Neither model gave an A+ answer.

GPT-3's answer about bridges

Left:
GPT-3
Credit: OpenAI / Screengrab
Right:
GPT-4
Credit: OpenAI / Screengrab

GPT-3, as always, loves to hallucinate. It fudges geography quite a bit to make wrong answers sound correct. For instance, the symbolic bridge it mentions in the Koreas is near North Korea, but both sides of it are in South Korea.

GPT-4 was more careful, disclaimed its ignorance of the present, and provided a much shorter list, which was also somewhat inaccurate. The strained relations between the states GPT-4 mentions aren’t exactly all-out war, and opinions differ on whether the line on a map between Gaza and Israel even qualifies as a national border, but GPT-4’s answer is nonetheless more useful than GPT-3’s.

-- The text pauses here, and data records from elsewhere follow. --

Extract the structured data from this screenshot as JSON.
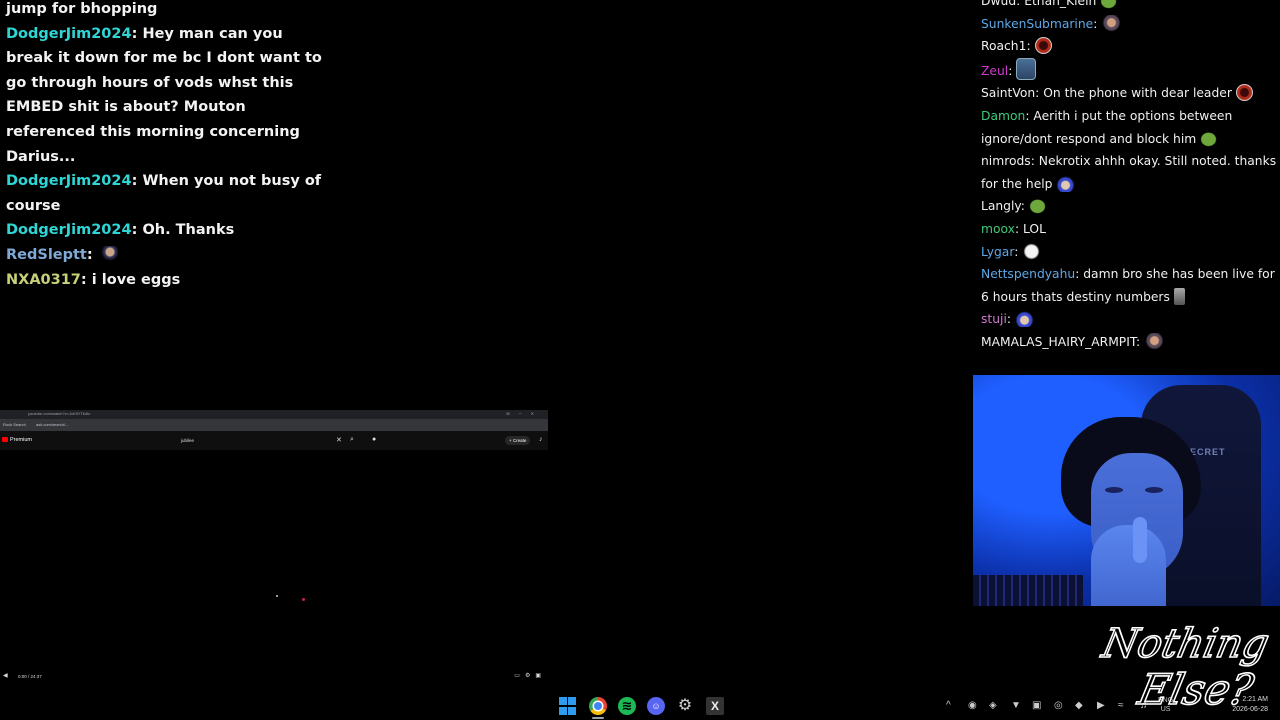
{
  "left_chat": [
    {
      "name": "",
      "text": "jump for bhopping"
    },
    {
      "name": "DodgerJim2024",
      "name_color": "#2ed6d6",
      "text": "Hey man can you break it down for me bc I dont want to go through hours of vods whst this EMBED shit is about? Mouton referenced this morning concerning Darius..."
    },
    {
      "name": "DodgerJim2024",
      "name_color": "#2ed6d6",
      "text": "When you not busy of course"
    },
    {
      "name": "DodgerJim2024",
      "name_color": "#2ed6d6",
      "text": "Oh. Thanks"
    },
    {
      "name": "RedSleptt",
      "name_color": "#7fa9d6",
      "text": "",
      "emote": "pirate-emote"
    },
    {
      "name": "NXA0317",
      "name_color": "#c8d07a",
      "text": "i love eggs"
    }
  ],
  "browser": {
    "url": "youtube.com/watch?v=JxKflYT64tc",
    "bookmarks": [
      "Rock Search",
      "ask.com/search/..."
    ],
    "logo_text": "Premium",
    "search_value": "jubilee",
    "create_label": "+ Create",
    "time_display": "0:00 / 24:37"
  },
  "right_chat": [
    {
      "name": "Dwud",
      "name_color": "#f1f1f1",
      "text": "Ethan_Klein",
      "emote": "frog-emote"
    },
    {
      "name": "SunkenSubmarine",
      "name_color": "#5fa8e8",
      "text": "",
      "emote": "man-emote"
    },
    {
      "name": "Roach1",
      "name_color": "#f1f1f1",
      "text": "",
      "emote": "orb-emote"
    },
    {
      "name": "Zeul",
      "name_color": "#d03ad0",
      "text": "",
      "emote": "face-emote"
    },
    {
      "name": "SaintVon",
      "name_color": "#f1f1f1",
      "text": "On the phone with dear leader",
      "emote": "orb-emote"
    },
    {
      "name": "Damon",
      "name_color": "#3ec97a",
      "text": "Aerith i put the options between ignore/dont respond and block him",
      "emote": "frog-emote"
    },
    {
      "name": "nimrods",
      "name_color": "#f1f1f1",
      "text": "Nekrotix ahhh okay. Still noted. thanks for the help",
      "emote": "hat-emote"
    },
    {
      "name": "Langly",
      "name_color": "#f1f1f1",
      "text": "",
      "emote": "frog-emote"
    },
    {
      "name": "moox",
      "name_color": "#3ec97a",
      "text": "LOL",
      "emote": ""
    },
    {
      "name": "Lygar",
      "name_color": "#5fa8e8",
      "text": "",
      "emote": "ghost-emote"
    },
    {
      "name": "Nettspendyahu",
      "name_color": "#5fa8e8",
      "text": "damn bro she has been live for 6 hours thats destiny numbers",
      "emote": "grey-emote"
    },
    {
      "name": "stuji",
      "name_color": "#d07ad0",
      "text": "",
      "emote": "hat-emote"
    },
    {
      "name": "MAMALAS_HAIRY_ARMPIT",
      "name_color": "#f1f1f1",
      "text": "",
      "emote": "man-emote"
    }
  ],
  "webcam": {
    "chair_text": "SECRET"
  },
  "logo": {
    "line1": "Nothing",
    "line2": "Else?"
  },
  "taskbar": {
    "apps": [
      "windows-start",
      "chrome",
      "spotify",
      "discord",
      "steam",
      "obs"
    ],
    "language": "ENG",
    "region": "US",
    "time": "2:21 AM",
    "date": "2026-06-28"
  }
}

GPT-3 falls into other logical traps that GPT-4 successfully sidestepped in my tests. For instance, here’s a question in which I’m asking which movies are watched by French children. I’m not asking for a list of kid-friendly French movies, but I know a bot informed by listicles and Reddit posts might read my question that way. While I don’t know any French children, GPT-4’s answer makes more intuitive sense than GPT-3’s:

GPT-3's answer about movies

Left:
GPT-3
Credit: OpenAI / Screengrab
Right:
GPT-4
Credit: OpenAI / Screengrab

GPT-4 picks up on subtext better than GPT-3

Humans are tricky. Sometimes we’ll ask for something without asking for it, and sometimes in response to a request like that, we’ll give what was asked for without really giving it. For instance, when I asked for a limerick about a “real estate tycoon from Queens,” GPT-3 did not seem to notice I was winking. GPT-4, however, picked up on my wink, and winked back.

GPT-3's limerick

Left:
GPT-3
Credit: OpenAI / Screengrab
Right:
GPT-4
Credit: OpenAI / Screengrab

Is Melania Trump “golden-haired”? Never mind because the next allusion to a color, “And turned the whole world tangerine!” is a downright lovely punchline for this limerick. Which brings me to my next point…

GPT-4 writes slightly less painful poetry than GPT-3

When humans write poetry, let’s face it: most of it is horrific. That’s why criticizing GPT-3’s famously bad poetry wasn’t really a knock on the technology itself, given that it’s supposed to imitate humans. Having said that, reading GPT-4’s doggerel is noticeably less excruciating than reading GPT-3’s.

Case in point: these two sonnets about Comic Con that I willed into existence in a fit of masochism. GPT-3’s is a monstrosity. GPT-4’s is just bad.

GPT-3's sonnet

Left:
Gpt-3
Credit: OpenAI / Screengrab
Right:
GPT-4
Credit: OpenAI / Screengrab

GPT-4 is sometimes worse than GPT-3

There’s no sugar coating it: GPT-4 mangled its answer to this tricky question about rock history. I gather GPT-3 had been trained on the most famous two answers to this question: The Jimi Hendrix Experience and The Ramones (although some members of the Ramones who joined after the original lineup are still alive), but also got lost in the woods, listing famously dead lead singers of bands with surviving members. GPT-4, meanwhile, was just lost.

GPT-3's answer about dead bands

Left:
GPT-3
Credit: OpenAI / Screengrab
Right:
GPT-4
Credit: OpenAI / Screengrab

GPT-4 hasn’t mastered inclusiveness

I gave both models another rock history question to see if either of them could remember that rock n’ roll was once an almost entirely Black genre of music. For the most part, neither did.

GPT-3's answer

Left:
GPT-3
Credit: OpenAI / Screengrab
Right:
GPT-4
Credit: OpenAI / Screengrab

With all due respect to the legend Clarence Clemons, does a list like this really need to include him multiple times as a member of a mostly white band? Should it maybe make room for songs that are deep in the marrow of American music culture like “Blueberry Hill” by Fats Domino, or “Long Tall Sally” by Little Richard?

Overall, GPT-4 is a subtle step up that still needs work. Its reports about passing tests that GPT-3 bombed may make seem like the difference between the two models is night-and-day, but in my tests the difference is more like twilight versus dusk.